The dictionary is crucial to the gameplay. Too many obscure words frustrate the player, but missing common words is truly annoying. Most common dictionaries suffer from one of the above. In addition, many are hopelessly outdated being more than a century-old, while newer ones contain tons of garbage words like 'aaa'. Many are scrubbed from the internet and contain things that are like words, but are not words at all, such as words that should be hyphenated...
This became a big conundrum. I started with some reasonable dictionary of around 50K words and started systematically cleaning it by eliminating places, nationalities and names, as well as complete garbage. I found that I had to add a lot of common words that were omitted.
This is an ongoing process still - I paginate through words editing them almost every day. I learned many interesting words in the process - as I encounter words I am not familiar with I look them up on Merriam Webster dictionary.
As the dictionary was almost ready and the puzzle construction kit was able to identify close to 6000 possible puzzles, I started prototyping an HTML5 UI and contemplating the design of the server. But life had a different plan for me, and in February I contracted a bad strain of Covid.
After a month of being violently ill, I more or less recovered physically, but my brain was wrecked. I became very dumb, unable to logically follow sequential steps to their conclusion and evaluate consequences of various actions reliably. Heck, I was unable to go to the kitchen to get a cup of tea without forgetting what I was there for. Needless to say it made me a bad coder.

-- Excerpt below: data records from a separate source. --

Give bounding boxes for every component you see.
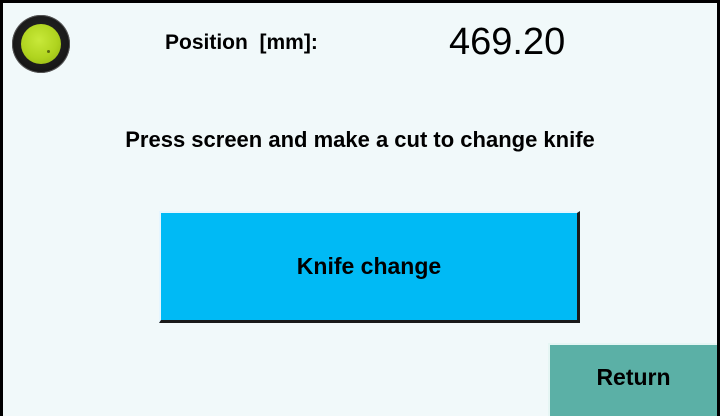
return-button[interactable]: Return — [548, 343, 717, 416]
screen: Position [mm]: 469.20 Press screen and m… — [3, 3, 717, 416]
position-value: 469.20 — [449, 21, 566, 63]
knife-change-button[interactable]: Knife change — [159, 211, 580, 323]
instruction-text: Press screen and make a cut to change kn… — [125, 127, 595, 152]
status-lamp-icon — [21, 24, 61, 64]
return-label: Return — [596, 363, 671, 390]
status-indicator — [12, 15, 70, 73]
position-label: Position [mm]: — [165, 31, 318, 54]
knife-change-label: Knife change — [296, 253, 442, 279]
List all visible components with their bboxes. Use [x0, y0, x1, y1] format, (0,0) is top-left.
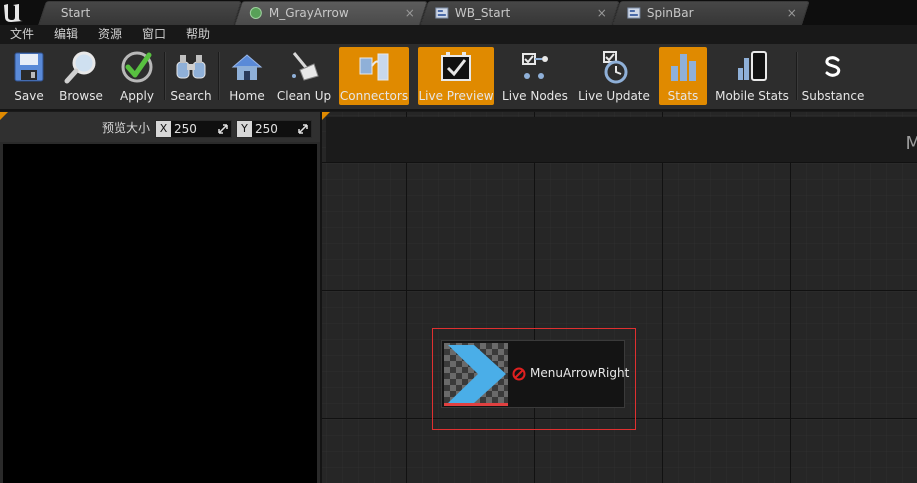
preview-x-input[interactable]	[172, 121, 216, 137]
texture-node-menuarrowright[interactable]: MenuArrowRight	[441, 340, 629, 408]
resize-drag-icon[interactable]	[298, 124, 308, 134]
close-icon[interactable]: ×	[405, 2, 415, 24]
y-axis-label: Y	[237, 121, 252, 137]
toolbar-label: Search	[170, 89, 212, 103]
node-label: MenuArrowRight	[530, 366, 630, 380]
tab-bar: Start M_GrayArrow × WB_Start × SpinBar ×	[0, 0, 917, 25]
substance-button[interactable]: Substance	[800, 47, 866, 105]
browse-button[interactable]: Browse	[56, 47, 106, 105]
home-button[interactable]: Home	[224, 47, 270, 105]
texture-thumbnail	[444, 343, 508, 405]
toolbar-label: Connectors	[339, 89, 409, 103]
material-graph[interactable]: M MenuArrowRight	[322, 112, 917, 483]
toolbar-label: Substance	[801, 89, 865, 103]
live-update-icon	[603, 51, 628, 84]
toolbar-label: Browse	[59, 89, 103, 103]
preview-y-input[interactable]	[253, 121, 297, 137]
search-icon	[176, 55, 206, 79]
toolbar-label: Apply	[120, 89, 154, 103]
preview-size-label: 预览大小	[102, 121, 151, 135]
graph-title-bar: M	[326, 117, 917, 162]
mobile-stats-button[interactable]: Mobile Stats	[714, 47, 790, 105]
tab-label: SpinBar	[646, 6, 694, 20]
toolbar-label: Live Preview	[418, 89, 494, 103]
toolbar-label: Mobile Stats	[715, 89, 789, 103]
stats-button[interactable]: Stats	[659, 47, 707, 105]
live-preview-icon	[441, 52, 471, 81]
error-icon	[512, 367, 526, 381]
stats-icon	[671, 54, 696, 81]
apply-icon	[121, 51, 153, 83]
preview-header: 预览大小 X Y	[0, 112, 320, 142]
live-update-button[interactable]: Live Update	[578, 47, 650, 105]
widget-blueprint-icon	[435, 7, 449, 19]
tab-label: Start	[60, 6, 91, 20]
toolbar-separator	[164, 52, 166, 100]
menu-file[interactable]: 文件	[10, 25, 34, 44]
home-icon	[231, 54, 263, 80]
menu-edit[interactable]: 编辑	[54, 25, 78, 44]
toolbar-label: Live Nodes	[502, 89, 568, 103]
preview-viewport[interactable]	[3, 144, 317, 483]
browse-icon	[64, 51, 96, 84]
close-icon[interactable]: ×	[787, 2, 797, 24]
tab-spinbar[interactable]: SpinBar ×	[612, 1, 810, 25]
toolbar-label: Stats	[667, 89, 699, 103]
toolbar-separator	[218, 52, 220, 100]
clean-up-button[interactable]: Clean Up	[276, 47, 332, 105]
close-icon[interactable]: ×	[597, 2, 607, 24]
tab-label: M_GrayArrow	[268, 6, 349, 20]
preview-x-field[interactable]: X	[155, 120, 232, 138]
toolbar: Save Browse Apply Search Home Clean Up C…	[0, 44, 917, 111]
connectors-button[interactable]: Connectors	[339, 47, 409, 105]
menu-help[interactable]: 帮助	[186, 25, 210, 44]
node-preview-bar	[444, 403, 508, 406]
connectors-icon	[359, 53, 389, 81]
menu-bar: 文件 编辑 资源 窗口 帮助	[0, 25, 917, 45]
tab-start[interactable]: Start	[38, 1, 242, 25]
apply-button[interactable]: Apply	[114, 47, 160, 105]
menu-window[interactable]: 窗口	[142, 25, 166, 44]
live-nodes-button[interactable]: Live Nodes	[500, 47, 570, 105]
toolbar-label: Clean Up	[276, 89, 332, 103]
live-nodes-icon	[522, 53, 548, 79]
preview-y-field[interactable]: Y	[236, 120, 312, 138]
resize-drag-icon[interactable]	[218, 124, 228, 134]
live-preview-button[interactable]: Live Preview	[418, 47, 494, 105]
unreal-logo-icon[interactable]	[2, 2, 26, 23]
toolbar-label: Save	[14, 89, 44, 103]
material-icon	[249, 7, 262, 19]
panel-corner-marker	[0, 112, 8, 120]
panel-corner-marker	[322, 112, 330, 120]
tab-m-grayarrow[interactable]: M_GrayArrow ×	[234, 1, 428, 25]
graph-title: M	[905, 133, 917, 154]
toolbar-label: Home	[229, 89, 265, 103]
preview-panel: 预览大小 X Y	[0, 112, 322, 483]
mobile-stats-icon	[738, 51, 767, 81]
save-button[interactable]: Save	[6, 47, 52, 105]
tab-wb-start[interactable]: WB_Start ×	[420, 1, 620, 25]
toolbar-label: Live Update	[578, 89, 650, 103]
save-icon	[14, 52, 44, 82]
search-button[interactable]: Search	[168, 47, 214, 105]
tab-label: WB_Start	[454, 6, 511, 20]
x-axis-label: X	[156, 121, 171, 137]
clean-up-icon	[292, 52, 319, 81]
toolbar-separator	[796, 52, 798, 100]
widget-blueprint-icon	[627, 7, 641, 19]
menu-asset[interactable]: 资源	[98, 25, 122, 44]
substance-icon	[825, 56, 841, 77]
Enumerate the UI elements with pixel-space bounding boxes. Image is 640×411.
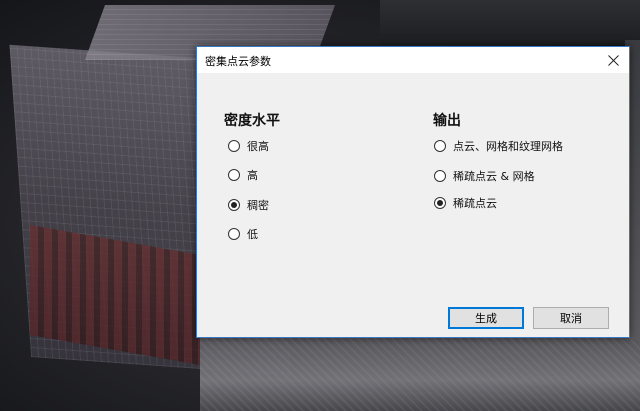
radio-icon[interactable] xyxy=(434,140,446,152)
output-option-label: 点云、网格和纹理网格 xyxy=(453,140,563,153)
radio-icon[interactable] xyxy=(434,170,446,182)
cancel-button[interactable]: 取消 xyxy=(533,307,609,329)
density-option-label: 低 xyxy=(247,228,258,241)
close-button[interactable] xyxy=(597,47,629,73)
output-option-label: 稀疏点云 & 网格 xyxy=(453,170,535,183)
density-option-very-high[interactable]: 很高 xyxy=(228,138,269,154)
output-option-sparse-cloud[interactable]: 稀疏点云 xyxy=(434,195,497,211)
dense-cloud-dialog: 密集点云参数 密度水平 很高 高 稠密 低 输出 点云、网格和纹理网格 稀疏点云… xyxy=(196,46,630,338)
point-cloud-background xyxy=(380,0,640,45)
generate-button[interactable]: 生成 xyxy=(448,307,524,329)
radio-selected-icon[interactable] xyxy=(434,197,446,209)
radio-selected-icon[interactable] xyxy=(228,199,240,211)
output-option-sparse-mesh[interactable]: 稀疏点云 & 网格 xyxy=(434,168,535,184)
radio-icon[interactable] xyxy=(228,228,240,240)
density-option-dense[interactable]: 稠密 xyxy=(228,197,269,213)
density-option-high[interactable]: 高 xyxy=(228,167,258,183)
dialog-titlebar[interactable]: 密集点云参数 xyxy=(197,47,629,73)
output-option-label: 稀疏点云 xyxy=(453,197,497,210)
density-option-label: 高 xyxy=(247,169,258,182)
dialog-title: 密集点云参数 xyxy=(205,55,271,68)
close-icon xyxy=(607,54,619,66)
density-option-label: 很高 xyxy=(247,140,269,153)
output-option-cloud-mesh-texture[interactable]: 点云、网格和纹理网格 xyxy=(434,138,563,154)
point-cloud-ground xyxy=(200,335,640,411)
output-heading: 输出 xyxy=(433,113,461,129)
radio-icon[interactable] xyxy=(228,169,240,181)
density-heading: 密度水平 xyxy=(224,113,280,129)
density-option-low[interactable]: 低 xyxy=(228,226,258,242)
density-option-label: 稠密 xyxy=(247,199,269,212)
radio-icon[interactable] xyxy=(228,140,240,152)
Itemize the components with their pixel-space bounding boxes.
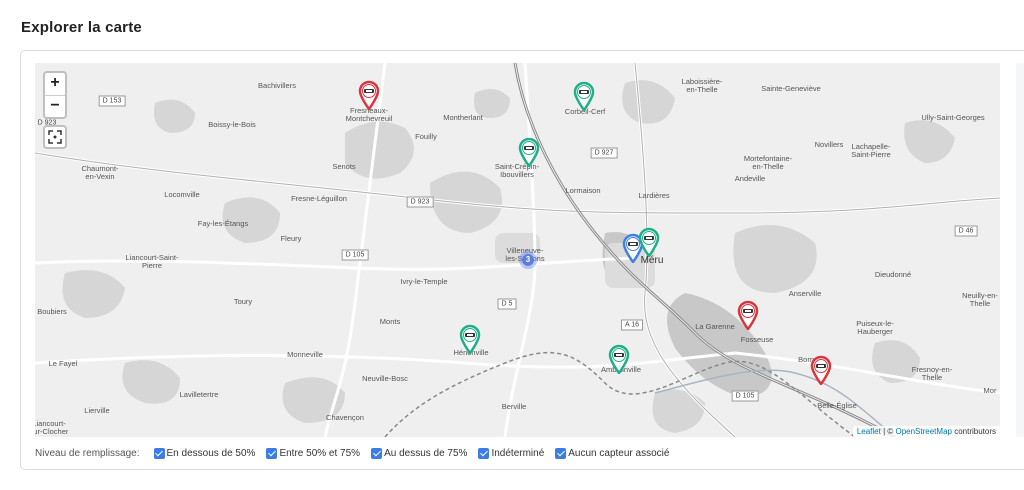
checkbox-checked-icon[interactable] [555,447,567,459]
road-label: A 16 [620,319,644,331]
place-label: Chavençon [326,413,364,422]
map-pin-icon [459,324,481,356]
place-label: Andeville [734,174,766,183]
place-label: Mor [983,386,997,395]
page: Explorer la carte Bachivillers Fresneaux… [0,0,1024,490]
sensor-marker[interactable] [810,355,832,387]
place-label: Senots [332,162,356,171]
place-label: Ully-Saint-Georges [921,113,985,122]
map-pin-icon [358,80,380,112]
map-pin-icon [638,227,660,259]
zoom-out-button[interactable]: − [45,95,65,117]
place-label: Belle-Église [817,401,857,410]
zoom-control: + − [43,71,67,119]
place-label: Lierville [84,406,110,415]
place-label: Boissy-le-Bois [208,120,256,129]
place-label: Lachapelle- Saint-Pierre [851,142,891,159]
place-label: Locomville [164,190,200,199]
map-pin-icon [810,355,832,387]
place-label: Lormaison [565,186,601,195]
map-pin-icon [518,137,540,169]
page-title: Explorer la carte [21,19,142,36]
filter-label: Entre 50% et 75% [279,447,361,459]
filter-undetermined[interactable]: Indéterminé [478,447,545,459]
sensor-marker[interactable] [638,227,660,259]
map-pin-icon [573,81,595,113]
place-label: Neuilly-en- Thelle [962,291,998,308]
place-label: Lardières [638,191,670,200]
place-label: Neuville-Bosc [362,374,408,383]
filter-above-75[interactable]: Au dessus de 75% [371,447,468,459]
road-label: D 105 [341,249,369,261]
side-panel [1016,63,1024,437]
place-label: Méru [640,255,664,266]
place-label: Monts [379,317,401,326]
map-view[interactable]: Bachivillers Fresneaux- Montchevreuil Mo… [35,63,1000,437]
marker-cluster[interactable]: 3 [519,251,537,269]
zoom-in-button[interactable]: + [45,73,65,95]
checkbox-checked-icon[interactable] [153,447,165,459]
filter-label: En dessous de 50% [166,447,256,459]
road-label: D 105 [731,390,759,402]
place-label: Liancourt- sur-Clocher [35,419,69,436]
sensor-marker[interactable] [737,300,759,332]
fullscreen-button[interactable] [43,125,67,149]
place-label: Anserville [788,289,822,298]
road-label: D 5 [497,298,517,310]
sensor-marker[interactable] [459,324,481,356]
place-label: Liancourt-Saint- Pierre [125,253,179,270]
place-label: Fresnoy-en- Thelle [911,365,953,382]
place-label: Fleury [280,234,302,243]
place-label: Fouilly [415,132,437,141]
sensor-marker[interactable] [518,137,540,169]
filter-50-75[interactable]: Entre 50% et 75% [266,447,361,459]
road-label: D 923 [406,196,434,208]
place-label: Chaumont- en-Vexin [81,164,119,181]
place-label: Bachivillers [258,81,296,90]
place-label: Dieudonné [874,270,912,279]
place-label: Lavilletertre [179,390,219,399]
sensor-marker[interactable] [573,81,595,113]
place-label: Mortefontaine- en-Thelle [743,154,793,171]
place-label: Fresne-Léguillon [291,194,347,203]
place-label: Monneville [287,350,323,359]
place-label: Boubiers [37,307,67,316]
sensor-marker[interactable] [358,80,380,112]
attribution-separator: | © [880,427,896,436]
checkbox-checked-icon[interactable] [266,447,278,459]
map-attribution: Leaflet | © OpenStreetMap contributors [852,426,1000,437]
filter-label: Aucun capteur associé [568,447,670,459]
place-label: Fosseuse [740,335,774,344]
road-label: D 46 [954,225,978,237]
place-label: Montherlant [443,113,483,122]
place-label: Novillers [814,140,844,149]
place-label: Berville [501,402,527,411]
filter-below-50[interactable]: En dessous de 50% [153,447,256,459]
checkbox-checked-icon[interactable] [371,447,383,459]
map-pin-icon [608,344,630,376]
place-label: Laboissière- en-Thelle [681,77,723,94]
filter-no-sensor[interactable]: Aucun capteur associé [555,447,670,459]
osm-link[interactable]: OpenStreetMap [895,427,951,436]
road-label: D 153 [98,95,126,107]
place-label: Puiseux-le- Hauberger [856,319,894,336]
fullscreen-icon [48,130,62,144]
filter-label: Au dessus de 75% [384,447,468,459]
place-label: La Garenne [695,322,735,331]
place-label: Fay-les-Étangs [197,219,249,228]
sensor-marker[interactable] [608,344,630,376]
fill-level-legend: Niveau de remplissage: En dessous de 50%… [35,446,680,460]
place-label: Sainte-Geneviève [761,84,821,93]
road-label: D 927 [590,147,618,159]
place-label: Ivry-le-Temple [400,277,448,286]
place-label: Le Fayel [48,359,78,368]
map-pin-icon [737,300,759,332]
attribution-suffix: contributors [951,427,996,436]
legend-label: Niveau de remplissage: [35,447,140,459]
checkbox-checked-icon[interactable] [478,447,490,459]
place-label: Toury [233,297,253,306]
leaflet-link[interactable]: Leaflet [857,427,881,436]
filter-label: Indéterminé [491,447,545,459]
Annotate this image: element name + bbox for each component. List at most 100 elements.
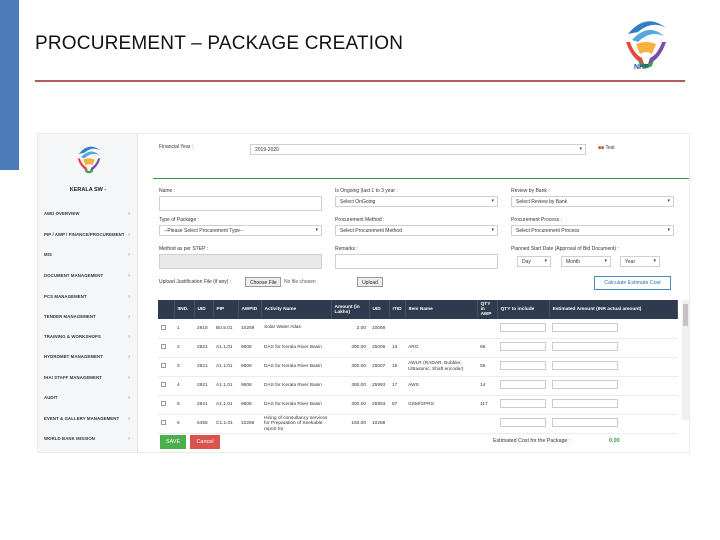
sidebar-item-pcs-management[interactable]: PCS MANAGEMENT › bbox=[44, 294, 132, 300]
estimate-cell[interactable] bbox=[549, 414, 678, 435]
cell bbox=[389, 319, 406, 339]
sidebar-item-document-management[interactable]: DOCUMENT MANAGEMENT › bbox=[44, 273, 132, 279]
sidebar-item-awd-overview[interactable]: AWD OVERVIEW › bbox=[44, 211, 132, 217]
step-input[interactable] bbox=[159, 254, 322, 269]
estimate-input[interactable] bbox=[552, 361, 619, 370]
cell: 9608 bbox=[238, 395, 261, 415]
estimate-input[interactable] bbox=[552, 342, 619, 351]
slide-title: PROCUREMENT – PACKAGE CREATION bbox=[35, 33, 404, 54]
cancel-button[interactable]: Cancel bbox=[190, 435, 220, 449]
cell: C1.1.01 bbox=[213, 414, 238, 435]
method-select[interactable]: Select Procurement Method ▾ bbox=[335, 225, 498, 236]
ongoing-value: Select OnGoing bbox=[340, 199, 376, 205]
sidebar-item-pip-awp[interactable]: PIP / AWP / FINANCE/PROCUREMENT › bbox=[44, 232, 132, 238]
qty-cell[interactable] bbox=[497, 414, 550, 435]
caret-down-icon: ▾ bbox=[667, 198, 670, 204]
qty-cell[interactable] bbox=[497, 357, 550, 377]
scrollbar-thumb[interactable] bbox=[683, 304, 688, 326]
method-label: Procurement Method : bbox=[335, 217, 385, 223]
process-select[interactable]: Select Procurement Process ▾ bbox=[511, 225, 674, 236]
section-divider bbox=[153, 178, 689, 179]
qty-input[interactable] bbox=[500, 322, 547, 332]
checkbox[interactable] bbox=[161, 401, 166, 406]
ongoing-select[interactable]: Select OnGoing ▾ bbox=[335, 196, 498, 207]
upload-label: Upload Justification File (if any) : bbox=[159, 279, 232, 285]
sidebar-item-staff[interactable]: IHAI STAFF MANAGEMENT › bbox=[44, 375, 132, 381]
cell bbox=[389, 414, 406, 435]
calculate-estimate-button[interactable]: Calculate Estimate Cost bbox=[594, 276, 671, 290]
remarks-input[interactable] bbox=[335, 254, 498, 269]
checkbox[interactable] bbox=[161, 382, 166, 387]
choose-file-button[interactable]: Choose File bbox=[245, 277, 281, 287]
caret-down-icon: ▾ bbox=[604, 258, 607, 264]
qty-input[interactable] bbox=[500, 399, 547, 408]
financial-year-select[interactable]: 2019-2020 ▾ bbox=[250, 144, 586, 155]
left-accent-bar bbox=[0, 0, 19, 170]
estimate-input[interactable] bbox=[552, 322, 619, 332]
row-checkbox[interactable] bbox=[158, 395, 174, 415]
sidebar-item-hydromet[interactable]: HYDROMET MANAGEMENT › bbox=[44, 354, 132, 360]
year-value: Year bbox=[625, 259, 636, 265]
day-select[interactable]: Day ▾ bbox=[517, 256, 551, 267]
cell: A1.1.01 bbox=[213, 376, 238, 396]
qty-input[interactable] bbox=[500, 418, 547, 428]
estimate-cell[interactable] bbox=[549, 357, 678, 377]
cell bbox=[477, 414, 498, 435]
cell: 300.00 bbox=[331, 338, 369, 358]
cell: 25993 bbox=[369, 376, 389, 396]
package-type-label: Type of Package : bbox=[159, 217, 200, 223]
name-input[interactable] bbox=[159, 196, 322, 211]
estimate-cell[interactable] bbox=[549, 395, 678, 415]
row-checkbox[interactable] bbox=[158, 414, 174, 435]
estimate-cell[interactable] bbox=[549, 338, 678, 358]
row-checkbox[interactable] bbox=[158, 357, 174, 377]
cell: 300.00 bbox=[331, 376, 369, 396]
caret-down-icon: ▾ bbox=[491, 227, 494, 233]
table-scrollbar[interactable] bbox=[682, 300, 689, 420]
row-checkbox[interactable] bbox=[158, 319, 174, 339]
col-awpid: AWPID bbox=[238, 300, 262, 319]
cell: AWLR (RADAR, Bubbler, Ultrasonic, Shaft … bbox=[405, 357, 478, 377]
row-checkbox[interactable] bbox=[158, 338, 174, 358]
chevron-right-icon: › bbox=[128, 354, 130, 360]
qty-cell[interactable] bbox=[497, 338, 550, 358]
col-item-name: Item Name bbox=[405, 300, 478, 319]
sidebar-item-training[interactable]: TRAINING & WORKSHOPS › bbox=[44, 334, 132, 340]
cell: 17 bbox=[389, 376, 406, 396]
qty-input[interactable] bbox=[500, 342, 547, 351]
review-select[interactable]: Select Review by Bank ▾ bbox=[511, 196, 674, 207]
upload-button[interactable]: Upload bbox=[357, 277, 383, 287]
estimate-input[interactable] bbox=[552, 418, 619, 428]
qty-cell[interactable] bbox=[497, 376, 550, 396]
caret-down-icon: ▾ bbox=[653, 258, 656, 264]
checkbox[interactable] bbox=[161, 324, 166, 330]
checkbox[interactable] bbox=[161, 420, 166, 426]
cell: 10286 bbox=[238, 414, 261, 435]
sidebar-item-mis[interactable]: MIS › bbox=[44, 252, 132, 258]
sidebar-item-world-bank[interactable]: WORLD BANK MISSION › bbox=[44, 436, 132, 442]
cell: 2.00 bbox=[331, 319, 369, 339]
cell: AWS bbox=[405, 376, 478, 396]
checkbox[interactable] bbox=[161, 344, 166, 349]
qty-input[interactable] bbox=[500, 380, 547, 389]
method-value: Select Procurement Method bbox=[340, 228, 402, 234]
package-type-select[interactable]: --Please Select Procurement Type-- ▾ bbox=[159, 225, 322, 236]
estimate-cell[interactable] bbox=[549, 376, 678, 396]
sidebar-item-audit[interactable]: AUDIT › bbox=[44, 395, 132, 401]
qty-cell[interactable] bbox=[497, 319, 550, 339]
qty-input[interactable] bbox=[500, 361, 547, 370]
sidebar-item-event-gallery[interactable]: EVENT & GALLERY MANAGEMENT › bbox=[44, 416, 132, 422]
save-button[interactable]: SAVE bbox=[160, 435, 186, 449]
estimate-cell[interactable] bbox=[549, 319, 678, 339]
month-select[interactable]: Month ▾ bbox=[561, 256, 611, 267]
chevron-right-icon: › bbox=[128, 395, 130, 401]
year-select[interactable]: Year ▾ bbox=[620, 256, 660, 267]
checkbox[interactable] bbox=[161, 363, 166, 368]
col-itid: ITID bbox=[389, 300, 406, 319]
cell: 9608 bbox=[238, 376, 261, 396]
qty-cell[interactable] bbox=[497, 395, 550, 415]
row-checkbox[interactable] bbox=[158, 376, 174, 396]
sidebar-item-tender-management[interactable]: TENDER MANAGEMENT › bbox=[44, 314, 132, 320]
estimate-input[interactable] bbox=[552, 380, 619, 389]
estimate-input[interactable] bbox=[552, 399, 619, 408]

The loss of my abilities was devastating, as writing code and exploring complex algorithms and datastructures is essential to my well-being. I draw deep joy from coding - it is an almost religious experience for me.
Partly from depression, during the next few months I was so tired that I spent a lot of my time sleeping or vegging. Slowly I was able to think more clearly again, and became capable of coding and diddling with hardware. I managed to wire-wrap a 6502 computer and catch up on a couple of other research project by the end of the summer. The word game was all but forgotten.
In the fall my partner was again needed by her parents, and there I was with the unfinished code almost a year later. Was my brain capable of picking up the project and carrying it to the end? I was determined to find out.
It was slow going in October. I had a hard time focusing in a pretty uncomfortable environment with only a laptop to work with. But this time around I was really excited about Gemini and minimal computing. I decided to create a Gemini front-end and run it on a tilde server.
The client would run as a cgi script, using client-side sertificates to identify users in order to persist sessions. It seemed that Gemini was made for this; it almost made up for the clumsy data entry capabilities and lack of expressive rendering features. But minimal is good, and I pushed on.
I decided to code the front-end in C. I don't want to use up tilde resources to spin up a 100MB Lisp engine, or any big interpreter, every time a word is entered. There is not much going on - I just get the input, check if the word is in the solution set, score, and draw the board. C is perfectly adequate for that, and it is minimal - the executable is around 30Kb of code.
And so here it is, the product of an entire year of my life. I am proud to host it on a tilde server and hope it will become an enjoyable part of the Gemini ecosphere.